Wachter/Heckschen (Hrsg.)
Praxis des Handels- und Gesellschaftsrechts
Handbuch 6. Auflage, 2024 Deutscher Notarverlag, ISBN 978-3-95646-300-6, 299 EUR
Die 6. Auflage des Standardwerks zum Handels- und Gesellschaftsrecht ist geprägt durch eine Vielzahl an gesetzgeberischen Änderungen und Neuerungen, die von den Bearbeitern in gewohnt hervorragende Art und Weise aufbereitet und umgesetzt worden sind. Das Handbuch teilt sich ein in das Handelsrecht im 1. Teil und das Gesellschaftsrecht im 2. Teil. Exemplarisch für dieses außergewöhnliche Werk sei hier das von Friz/Grünwald bearbeitete 17. Kapitel zur Nachfolge in Gesellschaftsbeteiligungen herausgegriffen. Die Bearbeiter, die ihrem Kapitel ein umfangreiches Literaturverzeichnis vorangestellt haben, widmen sich zunächst der steuerlichen Behandlung der Unternehmensnachfolge, um sich sodann mit der Rechtsnachfolge von Todes wegen und im Wege der vorweggenommenen Erbfolge auseinanderzusetzen. Die von ihnen an geeigneter Stelle eingearbeiteten Beispiele erleichtern dem Leser die konkrete Anwendung. Eine Vielzahl praxiserprobter und praxisgeeigneter Muster machen diese Bearbeitung zu einem unverzichtbaren Bestandteil der eigenen Beratungs- und Gestaltungspraxis. Der Leser profitiert auf jeder Seite des Handbuchs von der jahrelangen Praxiserfahrung und Expertise der Autoren. Diese haben das Werk im Geiste des zu früh verstorbenen Kollegen Wachter weiterentwickelt und ihm so ein würdiges Andenken bewahrt.
Wagner
Die Doppelausschlagung werthaltiger Nachlässe im Namen des Minderjährigen
Ein Instrument zur Lenkung der Erbrechtsnachfolge?

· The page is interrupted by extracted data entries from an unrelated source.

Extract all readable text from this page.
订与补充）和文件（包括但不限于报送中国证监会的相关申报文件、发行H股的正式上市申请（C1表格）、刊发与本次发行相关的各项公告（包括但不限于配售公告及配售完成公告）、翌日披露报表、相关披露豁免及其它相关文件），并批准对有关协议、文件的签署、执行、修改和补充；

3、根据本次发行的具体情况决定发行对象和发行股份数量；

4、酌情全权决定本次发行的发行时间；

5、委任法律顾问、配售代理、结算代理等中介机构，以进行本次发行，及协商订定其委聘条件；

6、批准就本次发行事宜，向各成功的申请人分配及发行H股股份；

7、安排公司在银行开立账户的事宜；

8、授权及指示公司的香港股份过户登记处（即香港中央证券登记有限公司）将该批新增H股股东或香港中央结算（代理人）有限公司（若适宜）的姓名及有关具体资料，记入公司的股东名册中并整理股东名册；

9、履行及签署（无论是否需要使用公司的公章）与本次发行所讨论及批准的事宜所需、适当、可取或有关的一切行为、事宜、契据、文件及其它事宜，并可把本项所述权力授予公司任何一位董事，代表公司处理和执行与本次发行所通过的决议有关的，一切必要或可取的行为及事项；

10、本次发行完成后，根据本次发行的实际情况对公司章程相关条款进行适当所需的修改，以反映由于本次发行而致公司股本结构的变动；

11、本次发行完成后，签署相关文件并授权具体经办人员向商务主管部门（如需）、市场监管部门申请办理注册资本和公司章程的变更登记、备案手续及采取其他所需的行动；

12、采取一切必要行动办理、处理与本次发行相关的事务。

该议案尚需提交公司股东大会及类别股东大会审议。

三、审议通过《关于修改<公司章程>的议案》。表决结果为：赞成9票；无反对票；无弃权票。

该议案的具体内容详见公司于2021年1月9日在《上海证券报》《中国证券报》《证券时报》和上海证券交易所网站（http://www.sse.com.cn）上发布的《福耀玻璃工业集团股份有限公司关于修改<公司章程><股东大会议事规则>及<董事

2024 Nomos, ISBN 978-3-7560-1878-9, 129 EUR
Die vorliegende Arbeit wurde im Februar 2024 durch die rechtswissenschaftliche Fakultät der Universität Konstanz als Dissertation angenommen und durch Fehrenbacher betreut. Die Arbeit gliedert sich in sechs Kapitel. Ausgehend von einer Einführung, die den Gang der Untersuchung und die Problemstellungen darstellt, widmet sich Wagner der Erbausschlagung durch den Minderjährigen, der erforderlichen Mitwirkung Dritter sowie den Grundlagen der Ausschlagungsentscheidung. Das 5. Kapitel widmet sich ausführlich dem Lenkungszielen und dessen Fehlgehen. Die Arbeit schließt im 6. Kapitel mit einem Gesamtfazit sowie einem Ausblick ab. Die hervorragende Arbeit, die wissenschaftlich fundiert das Ausschlagungsrecht im Kontext Minderjähriger aufbereitet, kommt zu dem überzeugenden Ergebnis, dass unter bestimmten Umständen die zulässige, lenkende Ausschlagung zu unerwünschten und nicht behebbaren Folgen führen kann. Rechtssicherheit, so die Schlussfolgerung von Wagner, können nur durch ein Tätigwerden des Gesetzgebers in Form zusätzlich normierter Anfechtungsgründe geschaffen werden. Wagner betont, dass der BGH durch seine Entscheidung zur Beachtlichkeit eines Irrtums über die Person des Nächstberufenen zwar grundsätzlich Rechtssicherheit geschaffen, gleichzeitig aber das Risiko einer lenkenden Ausschlagung deutlich hervorgehoben hat. Die gut lesbare und strukturierte Arbeit ist eine große Bereicherung für jeden Leser.
Weiler
Der bevollmächtigte Testamentsvollstrecker
Fachbuch 2024 zerb verlag, ISBN 978-3-95661-159-9, 49 EUR
Die vorliegende Arbeit wurde ihren im Sommersemester 2024 von der juristischen Fakultät der Universität Regensburg als Dissertation angenommen. Die vorliegende Arbeit setzt sich mit der Wechselwirkung auseinander, die entsteht, wenn den Testamentsvollstrecker durch den Erblasser eine trans- oder postmortale Vollmacht erteilt wird. Weiler kommt zu dem überzeugenden Ergebnis, dass sich die Rechtsmacht des Testamentsvollstreckers durch eine vom Erblasser erteilte Vollmacht in zeitlicher wie in sachlicher Hinsicht grundsätzlich erweitern lässt .Weiler geht in ihrer Arbeit insbesondere auch der Frage nach, inwieweit die Vollmacht an die Person des Testamentsvollstreckers unwiderruflich erteilt werden kann. Den Abschluss der Arbeit bildet ein Formulierungsvorschlag für eine transmortal begleitende Vollmacht für den Testamentsvollstrecker, die sich hervorragend für die Praxis eignet. Weiler leistet mit ihrer Dissertation einen wertvollen Beitrag zum Verständnis und zur Gestaltung des bevollmächtigten Testamentsvollstreckers.